The article starts well, on trying to condense pandas' gaziliion of inconsistent and continuously-deprecated functions with tens of keyword arguments into a small, condensed set of composable operations - but it lost me then.
The more interesting nugget for me is about this project they mention: https://modin.readthedocs.io/en/latest/index.html called Modin, which apparently went to the effort of analysing common pandas uses and compressed the API into a mere handful of operations. Which sounds great!
Sadly for me the purpose seems to have been rather to then recreate the full pandas API, only running much faster, backed by things like Ray and Dask. So it's the same API, just much faster.
To me it's a shame.
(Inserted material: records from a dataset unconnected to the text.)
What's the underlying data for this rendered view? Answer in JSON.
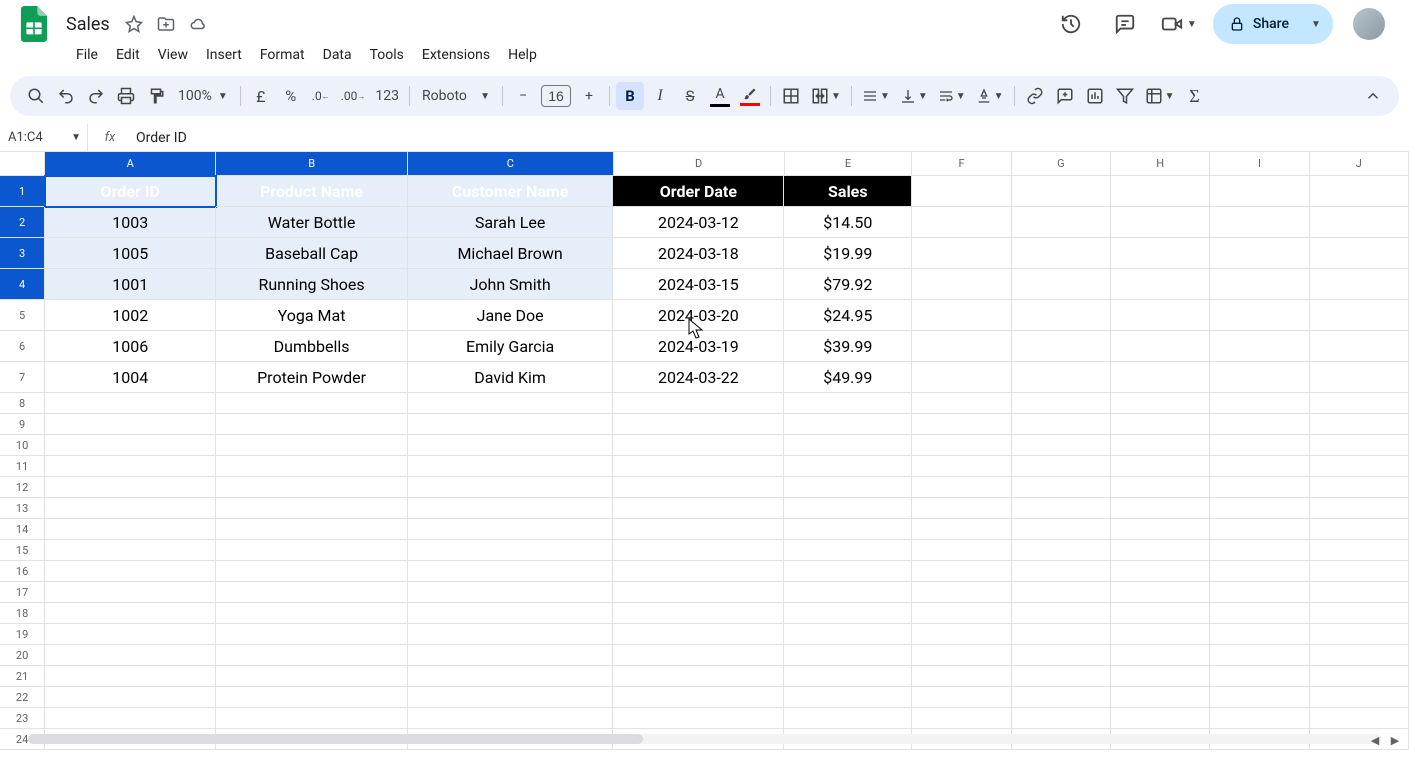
{
  "doc": {
    "title": "Sales"
  },
  "menus": [
    "File",
    "Edit",
    "View",
    "Insert",
    "Format",
    "Data",
    "Tools",
    "Extensions",
    "Help"
  ],
  "share": {
    "label": "Share"
  },
  "toolbar": {
    "zoom": "100%",
    "font": "Roboto",
    "fontsize": "16",
    "fmt123": "123"
  },
  "namebox": "A1:C4",
  "formula": "Order ID",
  "columns": [
    "A",
    "B",
    "C",
    "D",
    "E",
    "F",
    "G",
    "H",
    "I",
    "J"
  ],
  "table": {
    "headers": [
      "Order ID",
      "Product Name",
      "Customer Name",
      "Order Date",
      "Sales"
    ],
    "rows": [
      [
        "1003",
        "Water Bottle",
        "Sarah Lee",
        "2024-03-12",
        "$14.50"
      ],
      [
        "1005",
        "Baseball Cap",
        "Michael Brown",
        "2024-03-18",
        "$19.99"
      ],
      [
        "1001",
        "Running Shoes",
        "John Smith",
        "2024-03-15",
        "$79.92"
      ],
      [
        "1002",
        "Yoga Mat",
        "Jane Doe",
        "2024-03-20",
        "$24.95"
      ],
      [
        "1006",
        "Dumbbells",
        "Emily Garcia",
        "2024-03-19",
        "$39.99"
      ],
      [
        "1004",
        "Protein Powder",
        "David Kim",
        "2024-03-22",
        "$49.99"
      ]
    ]
  },
  "chart_data": {
    "type": "table",
    "title": "Sales",
    "headers": [
      "Order ID",
      "Product Name",
      "Customer Name",
      "Order Date",
      "Sales"
    ],
    "rows": [
      {
        "Order ID": 1003,
        "Product Name": "Water Bottle",
        "Customer Name": "Sarah Lee",
        "Order Date": "2024-03-12",
        "Sales": 14.5
      },
      {
        "Order ID": 1005,
        "Product Name": "Baseball Cap",
        "Customer Name": "Michael Brown",
        "Order Date": "2024-03-18",
        "Sales": 19.99
      },
      {
        "Order ID": 1001,
        "Product Name": "Running Shoes",
        "Customer Name": "John Smith",
        "Order Date": "2024-03-15",
        "Sales": 79.92
      },
      {
        "Order ID": 1002,
        "Product Name": "Yoga Mat",
        "Customer Name": "Jane Doe",
        "Order Date": "2024-03-20",
        "Sales": 24.95
      },
      {
        "Order ID": 1006,
        "Product Name": "Dumbbells",
        "Customer Name": "Emily Garcia",
        "Order Date": "2024-03-19",
        "Sales": 39.99
      },
      {
        "Order ID": 1004,
        "Product Name": "Protein Powder",
        "Customer Name": "David Kim",
        "Order Date": "2024-03-22",
        "Sales": 49.99
      }
    ]
  }
}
Pandas is clearly quite ergonomic for various exploratory interactive analyses, but the API is, imo, awful. The speed is usually not a concern for me - slow operations often seem to be avoidable, and my data tends to fit in (a lot of) RAM.
I can't see that their more condensed API is public facing and usable.
> Pandas is clearly quite ergonomic for various exploratory interactive analyses, but the API is, imo, awful.
Having previously inherited (and now dispossessed) an un-disentangleable pile of Python, pandas, and SQL hacks reminiscent of a spreadsheet rammed with inscrutable Excel formulae, I have no idea how data scientists collaborate on anything with this technology. It's like when bioinformatics was full of write-only Perl code that was maybe executed successfully once for the purposes of a study or paper, and was kept around for future archaeologists to hopefully one day resuscitate when the need may arise again.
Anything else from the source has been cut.